Osmanlı ve Venedik heyetleri bir araya gelerek uzlaşmayı hazırlarlar. Bunun ardından her iki taraftan üçer kişi karşılıklı olarak rehine verilir. O andan itibaren sulhun başladığı kabul edildiğinden kale kapıları bütün gece açık bırakılır.
7 Şevval sabahı, Osmanlı ordugâhında divan kurulur. Anlaşmanın karşılıklı olarak alınıp verilmesi ve kale anahtarlarının teslim töreni yapılacaktır. Fatihler anlaşmanın önemini dikkate alarak iki tarafında katılacağı tören için Serdar-ı Ekrem’in otağını hazırlarlar. Her iki taraf da itina ile süslenir. Şeref kıtaları otağın önündeki yerlerini alır. Çorbacılar, ihtiyarlar, dervişler ve iş erleri otağın içinde kendilerine ait makamlara yerleştirilir. Herkes heyecanlı bir sevinçle beklemeye başlar.
Kuşluk vakti elçi heyetinin kaleden çıktığı görülür. Karşılama alaylarına, teşrifat memurlarına haber verilir. Ordugâha derin bir sessizlik hakim olmuştur. Gelen heyet üyeleri otağa alınır.

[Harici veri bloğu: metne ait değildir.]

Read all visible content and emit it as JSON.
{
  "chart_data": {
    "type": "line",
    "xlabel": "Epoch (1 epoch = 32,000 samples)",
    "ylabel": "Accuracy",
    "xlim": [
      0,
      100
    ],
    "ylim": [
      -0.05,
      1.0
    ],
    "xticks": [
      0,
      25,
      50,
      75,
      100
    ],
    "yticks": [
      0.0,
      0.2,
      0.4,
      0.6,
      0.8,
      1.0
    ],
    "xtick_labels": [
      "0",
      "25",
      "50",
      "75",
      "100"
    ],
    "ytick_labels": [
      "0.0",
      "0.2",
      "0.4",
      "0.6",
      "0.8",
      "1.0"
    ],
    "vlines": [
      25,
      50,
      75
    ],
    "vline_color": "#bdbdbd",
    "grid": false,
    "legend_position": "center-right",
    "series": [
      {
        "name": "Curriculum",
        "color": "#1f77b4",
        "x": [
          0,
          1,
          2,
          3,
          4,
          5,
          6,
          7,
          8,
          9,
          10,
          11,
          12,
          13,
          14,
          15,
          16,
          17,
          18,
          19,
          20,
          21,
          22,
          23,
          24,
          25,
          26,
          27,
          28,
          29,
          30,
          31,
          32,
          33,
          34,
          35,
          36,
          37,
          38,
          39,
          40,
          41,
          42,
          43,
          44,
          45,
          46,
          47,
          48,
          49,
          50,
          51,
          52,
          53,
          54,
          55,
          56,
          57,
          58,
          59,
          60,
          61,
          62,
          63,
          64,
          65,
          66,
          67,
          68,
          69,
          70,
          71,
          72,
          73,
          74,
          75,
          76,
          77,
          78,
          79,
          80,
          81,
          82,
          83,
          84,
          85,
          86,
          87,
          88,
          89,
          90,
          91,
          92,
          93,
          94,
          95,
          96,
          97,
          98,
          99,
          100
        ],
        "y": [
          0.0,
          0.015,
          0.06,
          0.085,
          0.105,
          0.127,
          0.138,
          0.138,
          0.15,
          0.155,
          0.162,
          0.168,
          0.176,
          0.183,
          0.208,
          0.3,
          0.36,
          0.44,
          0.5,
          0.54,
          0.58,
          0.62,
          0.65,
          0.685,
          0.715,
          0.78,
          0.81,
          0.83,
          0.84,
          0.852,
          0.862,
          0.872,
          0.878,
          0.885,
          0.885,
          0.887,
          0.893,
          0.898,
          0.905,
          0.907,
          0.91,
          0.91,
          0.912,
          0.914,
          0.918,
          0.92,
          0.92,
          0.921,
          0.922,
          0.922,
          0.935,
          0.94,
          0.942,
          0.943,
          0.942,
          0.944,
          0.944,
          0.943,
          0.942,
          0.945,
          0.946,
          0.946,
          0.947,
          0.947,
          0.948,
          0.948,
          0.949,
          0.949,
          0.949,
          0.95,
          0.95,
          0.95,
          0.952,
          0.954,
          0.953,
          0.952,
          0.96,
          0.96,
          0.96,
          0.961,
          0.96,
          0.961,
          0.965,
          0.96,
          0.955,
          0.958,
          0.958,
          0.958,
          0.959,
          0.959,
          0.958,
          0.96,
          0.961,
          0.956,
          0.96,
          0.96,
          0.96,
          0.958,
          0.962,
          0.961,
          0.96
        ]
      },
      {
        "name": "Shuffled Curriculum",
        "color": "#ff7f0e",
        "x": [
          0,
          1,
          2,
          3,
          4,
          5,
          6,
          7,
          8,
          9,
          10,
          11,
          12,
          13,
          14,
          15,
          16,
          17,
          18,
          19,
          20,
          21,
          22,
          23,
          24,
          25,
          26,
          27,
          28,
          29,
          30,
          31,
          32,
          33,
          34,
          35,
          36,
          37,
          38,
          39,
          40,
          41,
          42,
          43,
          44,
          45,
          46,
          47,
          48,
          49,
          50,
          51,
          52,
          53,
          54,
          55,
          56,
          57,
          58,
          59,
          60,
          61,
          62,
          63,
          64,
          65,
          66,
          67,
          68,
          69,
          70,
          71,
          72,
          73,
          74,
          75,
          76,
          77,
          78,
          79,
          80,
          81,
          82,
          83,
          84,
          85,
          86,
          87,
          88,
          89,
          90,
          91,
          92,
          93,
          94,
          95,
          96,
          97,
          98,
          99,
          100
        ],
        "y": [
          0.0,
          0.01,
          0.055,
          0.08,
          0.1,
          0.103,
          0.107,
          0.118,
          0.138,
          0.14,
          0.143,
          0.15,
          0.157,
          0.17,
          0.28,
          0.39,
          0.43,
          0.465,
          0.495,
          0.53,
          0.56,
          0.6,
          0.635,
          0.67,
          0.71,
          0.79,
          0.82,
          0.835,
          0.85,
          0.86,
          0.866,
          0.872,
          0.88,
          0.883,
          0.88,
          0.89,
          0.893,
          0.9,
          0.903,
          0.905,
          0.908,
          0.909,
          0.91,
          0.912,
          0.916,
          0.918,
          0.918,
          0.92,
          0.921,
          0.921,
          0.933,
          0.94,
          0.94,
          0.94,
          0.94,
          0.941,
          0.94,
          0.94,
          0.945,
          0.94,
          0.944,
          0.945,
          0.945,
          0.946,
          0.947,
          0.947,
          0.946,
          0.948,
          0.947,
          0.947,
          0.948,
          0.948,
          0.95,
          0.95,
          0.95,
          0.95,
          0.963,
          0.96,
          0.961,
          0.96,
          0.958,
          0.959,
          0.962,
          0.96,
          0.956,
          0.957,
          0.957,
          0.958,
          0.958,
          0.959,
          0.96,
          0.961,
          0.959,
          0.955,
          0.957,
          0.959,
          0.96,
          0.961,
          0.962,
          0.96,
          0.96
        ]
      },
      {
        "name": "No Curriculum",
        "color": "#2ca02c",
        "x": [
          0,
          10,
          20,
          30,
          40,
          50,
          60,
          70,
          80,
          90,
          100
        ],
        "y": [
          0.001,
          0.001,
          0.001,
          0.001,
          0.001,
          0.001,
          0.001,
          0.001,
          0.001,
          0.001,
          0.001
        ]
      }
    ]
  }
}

Murahhas aza olduğu anlaşılan Venedikli bir subay, büyük bir olgunluk ve vakar içinde, sözle anlatılması mümkün olmayan güzellikteki zarfından sözleşmeyi çıkararak, bir gümüş tabak içine konulmuş kale anahtarları ile birlikte Serdar-ı Ekrem’e sunar ve o arada bu büyük fethin mübarek olması ve tamamlanması dileğiyle Serdar-ı Ekrem’i kutlar.

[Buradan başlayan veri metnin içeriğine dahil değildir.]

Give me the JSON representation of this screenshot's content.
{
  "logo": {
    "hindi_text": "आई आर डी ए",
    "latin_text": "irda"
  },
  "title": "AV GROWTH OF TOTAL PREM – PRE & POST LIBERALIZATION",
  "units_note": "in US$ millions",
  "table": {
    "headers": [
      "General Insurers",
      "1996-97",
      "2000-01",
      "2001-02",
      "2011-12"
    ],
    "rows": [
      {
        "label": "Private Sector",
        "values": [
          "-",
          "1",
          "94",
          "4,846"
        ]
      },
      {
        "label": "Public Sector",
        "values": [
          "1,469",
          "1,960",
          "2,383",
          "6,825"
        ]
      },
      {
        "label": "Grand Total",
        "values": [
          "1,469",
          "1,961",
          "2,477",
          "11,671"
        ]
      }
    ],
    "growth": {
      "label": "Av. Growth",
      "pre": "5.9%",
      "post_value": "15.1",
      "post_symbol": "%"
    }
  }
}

Muzaffer serdar, törenin ardından anlaşmayı okutturup genel içeriğinden herkesi haberdar eder. Daha sonra Venedikli murahhas, önceki savaşlarda esir tutulmuş olan ‘’Krotal’’ adındaki bir generalin serbest bırakılması ricasında bulunur. Paşa bu ricayı kabul ederek hemen yerine getirir. Heyet ayrıldıktan sonra, tellallar aracılığıyla sulh ve barışın kurulduğu, kalmak veya göçmek isteyenlerin hareketlerinde serbest oldukları ilan edilir. Venedikliler’in kılıç artıkları tamamen, halkın da önemli bir bölümü gemilere binerek Kandiye’ye göç ederler.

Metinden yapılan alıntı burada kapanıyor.